Asymptotic homogenization of flexoelectric composite plates with periodically varying thickness

Abstract

A micromechanical model for the analysis of structurally periodic flexoelectric plates with periodically varying thickness is developed on the basis of asymptotic homogenization. The period of thickness variation is small and comparable to the plate thickness; accordingly, the plate is usually referred to as having a “rapidly varying thickness.” The stipulation for rapidly varying thickness is important because it is envisioned that the developed model can be applied to a broad range of thin plates, both stratified as well as plates endowed with an arbitrary distribution of reinforcements attached to the surface or embedded within the plate. The microscopic problem is implemented in two steps pertaining, respectively, to first- and second-gradient asymptotic homogenization. Each level of homogenization culminates in its own set of unit cell problems from which the effective coefficients of the homogenized structure can eventually be obtained. These effective coefficients couple the force and moment resultants as well as the averaged electric displacement with the first and second gradients of the macroscopic displacement and electric potential.

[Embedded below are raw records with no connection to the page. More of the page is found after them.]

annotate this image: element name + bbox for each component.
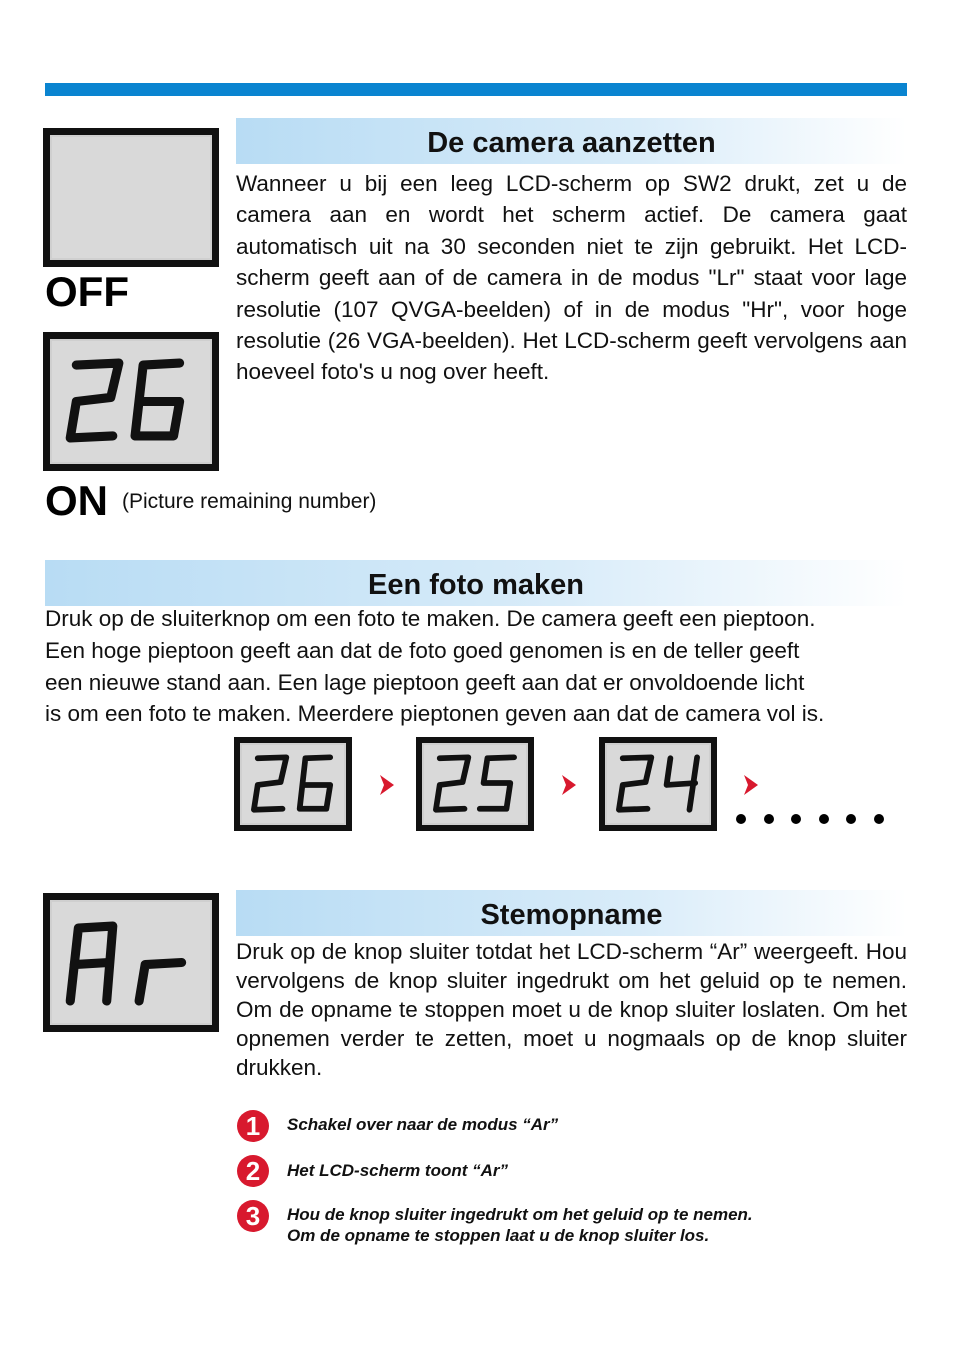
step-number-badge: 3: [237, 1200, 269, 1232]
lcd-digits: [240, 743, 346, 825]
body-line: Druk op de sluiterknop om een foto te maken. De camera geeft een pieptoon.: [45, 606, 816, 631]
lcd-digits: [605, 743, 711, 825]
step-text: [287, 1160, 508, 1181]
lcd-countdown-24: [599, 737, 717, 831]
section-heading-take-photo: Een foto maken: [45, 560, 907, 606]
top-accent-bar: [45, 83, 907, 96]
section-body-voice-recording: Druk op de knop sluiter totdat het LCD-scherm “Ar” weergeeft. Hou vervolgens de knop sluiter ingedrukt om het geluid op te nemen. Om de opname te stoppen moet u de knop sluiter loslaten. Om het opnemen verder te zetten, moet u nogmaals op de knop sluiter drukken.: [236, 939, 907, 1080]
lcd-countdown-26: [234, 737, 352, 831]
section-heading-camera-on: De camera aanzetten: [236, 118, 907, 164]
lcd-display-off: [43, 128, 219, 267]
step-number-badge: 2: [237, 1155, 269, 1187]
step-text: [287, 1114, 558, 1135]
ellipsis-dots: [736, 814, 884, 824]
lcd-countdown-25: [416, 737, 534, 831]
lcd-screen-blank: [48, 133, 214, 262]
section-body-camera-on: Wanneer u bij een leeg LCD-scherm op SW2 drukt, zet u de camera aan en wordt het scherm actief. De camera gaat automatisch uit na 30 seconden niet te zijn gebruikt. Het LCD-scherm geeft aan of de camera in de modus "Lr" staat voor lage resolutie (107 QVGA-beelden) of in de modus "Hr", voor hoge resolutie (26 VGA-beelden). Het LCD-scherm geeft vervolgens aan hoeveel foto's u nog over heeft.: [236, 171, 907, 385]
arrow-right-icon: [740, 772, 762, 798]
dot: [874, 814, 884, 824]
section-body-take-photo: [45, 603, 925, 730]
step-line: Om de opname te stoppen laat u de knop sluiter los.: [287, 1226, 710, 1245]
arrow-right-icon: [558, 772, 580, 798]
body-line: is om een foto te maken. Meerdere pieptonen geven aan dat de camera vol is.: [45, 701, 825, 727]
dot: [846, 814, 856, 824]
on-label: ON: [45, 477, 108, 524]
body-line: een nieuwe stand aan. Een lage pieptoon geeft aan dat er onvoldoende licht: [45, 669, 805, 695]
section-heading-voice-recording: Stemopname: [236, 890, 907, 936]
step-line: Schakel over naar de modus “Ar”: [287, 1115, 559, 1134]
body-line: Een hoge pieptoon geeft aan dat de foto goed genomen is en de teller geeft: [45, 637, 800, 663]
dot: [736, 814, 746, 824]
dot: [819, 814, 829, 824]
lcd-digits: [50, 900, 212, 1025]
step-line: Hou de knop sluiter ingedrukt om het geluid op te nemen.: [287, 1205, 753, 1224]
lcd-display-ar: [43, 893, 219, 1032]
step-number-badge: 1: [237, 1110, 269, 1142]
dot: [764, 814, 774, 824]
step-line: Het LCD-scherm toont “Ar”: [287, 1161, 509, 1180]
arrow-right-icon: [376, 772, 398, 798]
lcd-digits: [50, 339, 212, 464]
lcd-digits: [422, 743, 528, 825]
off-label: OFF: [45, 268, 129, 315]
dot: [791, 814, 801, 824]
on-caption: (Picture remaining number): [122, 490, 377, 513]
lcd-display-on: [43, 332, 219, 471]
step-text: [287, 1204, 753, 1246]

Once the effective coefficients are obtained, the macroscopic problem is invoked, which provides a set of four differential equations from which the macroscopic variables of mechanical displacement and electric potential can be obtained. The model is illustrated by means of laminated flexoelectric composites as well as simple rib-reinforced plates. It is shown that in the limiting case of a thin, purely elastic plate, the derived model converges to the familiar classical plate model.